Getting Money Using Insurance Policies

Life expectancy has gone up. Fifty years back a person could expect to live up to seventy or seventy-five years of age but now the expectancy is eighty to eighty five years. This is because of better living conditions and better medical facilities.

The mortality tables have changed but this has given rise to more problems. A senior citizen may have invested his money wisely and he wants to keep it for a rainy day. So he may not want to liquidate it as far as possible. But he needs money for his day-to-day life and he may not be regularly earning now. His standard of living and his requirements may have gone up and he wonders where to get the money from. There is a way out of this problem, which he may not know about. He can use his insurance policies to get money, to get life settlement. This Life Settlement or Senior Settlement as it is also called can be obtained if he sells his old life insurance policy.

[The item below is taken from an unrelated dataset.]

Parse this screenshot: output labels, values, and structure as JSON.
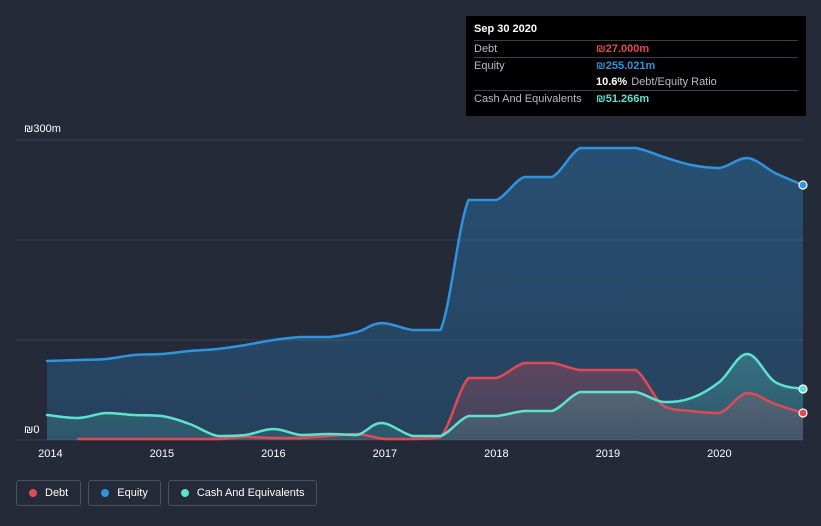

He can sell his insurance policy to another person through the secondary market, which leaves the insured person with a lump of cash. But he will be losing his policy and he will not have insurance coverage any more. To qualify for life settlement he should have a policy, which is out of contestability and has a death benefit of at least $ 250,000. Other criteria are that the insured person should be 65 years or older, his life expectancy is between two and twelve years and the premium on the policy is less than 5% of the death benefit and cash surrender value will not be more than 30% of the death benefit.

If all these conditions are met, an average of 20% of the face value of the insurance will be given to the insured person as a life settlement. A commission will also have to be paid to the broker who handles the case. Cases vary from person to person but the whole point is that a senior citizen can get a lump sum of money by selling his old insurance policy.

There is yet another method of getting money in old age without breaking investments. Everyone has a hidden asset called insurability. This allows a person to get life insurance up to their net worth which everyone has minus what they owe. If a 75 year old person has a house worth $ 1,200,000 and a vacation home worth $ 500,000 and some stock and pension which is around $ 2,000,000 t0 $ 2,500,000, he has an insurability of $ 2,50,000 even if he has no life insurance.
Using the premium program, he will be able to obtain a loan to finance the premium of the policy. After the loan matures in about two to five years, he will have to decide what to do. He can pay the loan plus interest and assume full responsibility of the future premiums, or he can renew the loan for another period and assign more personal guarantee. Or he can sell the policy on the secondary market and get a life settlement.

If the person passes away during this period, the proceeds will cover the loan and the rest will go to the beneficiaries. Hence senior citizens can generate cash by using their life insurance policies and by using their insurability.